It is imperative to strengthen this capability within your organization in order to effectively navigate the growing intricacies of today’s world. The global landscape is constantly evolving, accelerating, amplifying the challenges posed by the fast-paced nature of commerce and globalization.
This increase in complexity has a direct impact on strategy development. We create strategies to chart a path that allows our organization to win in the market and create success for our people.
Creating strategies, especially long-term plans, is a critical component to the success of every organization. That’s why creating those strategies usually falls to members of the C-suite and other executives. After all, the people at the top of the organization have the best macro view of the business, right?
Probably not. The truth is that not everyone is wired to think the way you need to develop viable strategies that account for all the complexity in the world. It’s a rare skill despite countless people claiming they are strategic. And it might be time for you to change up the team members you rely on to develop your strategy.
Let me explain.
A Complex Landscape
The core of a good strategy is first developing an understanding of the landscape you are creating your strategy around. This is the canvas on which you are painting your strategy.
If you want to paint an accurate picture of your market, you need to find people in your organization who are skilled at systems thinking. Systems thinking is strategic thinking.
In other words, you need to incorporate all the variables that impact your market, like price, competitors, regulation, technology, human capital, and how they depend on each other and interact. This messy mix needs to become the backdrop of your strategy if you want it to succeed.
It’s an incredibly difficult task that’s gotten harder and harder to do as the world has become more complex.

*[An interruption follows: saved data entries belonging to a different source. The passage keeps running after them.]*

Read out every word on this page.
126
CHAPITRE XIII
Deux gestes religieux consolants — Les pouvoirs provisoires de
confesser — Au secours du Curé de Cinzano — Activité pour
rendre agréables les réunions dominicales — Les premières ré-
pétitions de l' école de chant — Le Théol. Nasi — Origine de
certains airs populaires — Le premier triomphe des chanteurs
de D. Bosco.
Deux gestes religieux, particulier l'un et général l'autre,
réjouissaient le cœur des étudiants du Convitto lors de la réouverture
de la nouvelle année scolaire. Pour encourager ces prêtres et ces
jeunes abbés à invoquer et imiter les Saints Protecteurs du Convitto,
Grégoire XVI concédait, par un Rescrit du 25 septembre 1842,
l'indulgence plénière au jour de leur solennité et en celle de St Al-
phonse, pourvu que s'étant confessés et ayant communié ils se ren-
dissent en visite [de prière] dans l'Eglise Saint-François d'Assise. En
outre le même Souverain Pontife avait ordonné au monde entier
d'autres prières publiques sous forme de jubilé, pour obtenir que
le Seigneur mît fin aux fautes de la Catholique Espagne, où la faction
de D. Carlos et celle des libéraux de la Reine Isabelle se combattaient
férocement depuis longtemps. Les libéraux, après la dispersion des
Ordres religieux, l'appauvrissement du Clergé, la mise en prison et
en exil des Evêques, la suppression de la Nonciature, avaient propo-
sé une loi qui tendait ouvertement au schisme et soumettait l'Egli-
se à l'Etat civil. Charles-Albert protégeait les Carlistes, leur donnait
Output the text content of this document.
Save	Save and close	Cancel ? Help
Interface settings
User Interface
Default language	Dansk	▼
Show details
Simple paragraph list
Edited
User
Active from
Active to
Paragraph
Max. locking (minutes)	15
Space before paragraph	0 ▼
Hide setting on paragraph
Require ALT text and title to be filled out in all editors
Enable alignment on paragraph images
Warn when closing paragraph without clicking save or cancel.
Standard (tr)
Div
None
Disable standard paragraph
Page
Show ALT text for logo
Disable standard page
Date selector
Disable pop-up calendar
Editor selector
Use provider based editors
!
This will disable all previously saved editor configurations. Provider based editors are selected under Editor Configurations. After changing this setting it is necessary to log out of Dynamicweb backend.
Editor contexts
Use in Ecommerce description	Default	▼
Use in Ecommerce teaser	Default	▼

Things used to be easier when the pace of change was slower. If you were off a bit, you could often adjust.
But that’s not true today. If you want to build a quality strategy, you need to create an accurate system for the world around you to gauge whether your strategy will work.
The better the mental model of the world you have because of systems thinking, the better your strategy will be.
Help Wanted: Systems Thinkers
But now we need to address the elephant in the room. Most people are not good at systems thinking. It’s important to understand the distinction between someone’s intellectual capacity and their ability to understand how a wide range of variables and dependencies will continue to change over time.
The more you can understand these dependencies over long time horizons, the better off you will become. But this isn’t how most people are wired.
Let’s think through an example. Let’s say your business strategy involves shifting away from brick-and-mortar sales into online selling. How many on your team can digest and process the litany of issues involved with this shift over time, such as dealing with more complicated logistics, a different regulatory environment, people, and technology issues? These issues are interconnected and will continue to play out over multiple years.
Part of your job as a leader is to assess which team members have the mental complexity and systems thinking to paint this picture. Unfortunately, it’s not a skill that can be learned. It’s a gift; you either have it or you don’t.
Part of the problem is that this skill isn’t tied to titles. Your VPs, who might have bigger jobs, might not be wired this way.
But you may have people who can think through complex variables deeper in your organization. And it’s your job to find them.
You need to find ways to identify your best systems thinkers and make sure they are around the table when you’re setting your strategy. For this search, the title doesn’t matter. I’ll share some techniques for how you can go about finding systems thinkers in an upcoming post.
A Different Way to Think About Strategy
The key takeaway is that the secret to building a winning strategy is leaning hard on systems thinking to help you chart out a complex world and how your organization can thrive in it. But not everyone has the skills of a systems thinker–which is why many strategies fail, especially in the long run.
If you want to chart your path into the future successfully, the more systems thinkers you can put on the job, the better off you will be.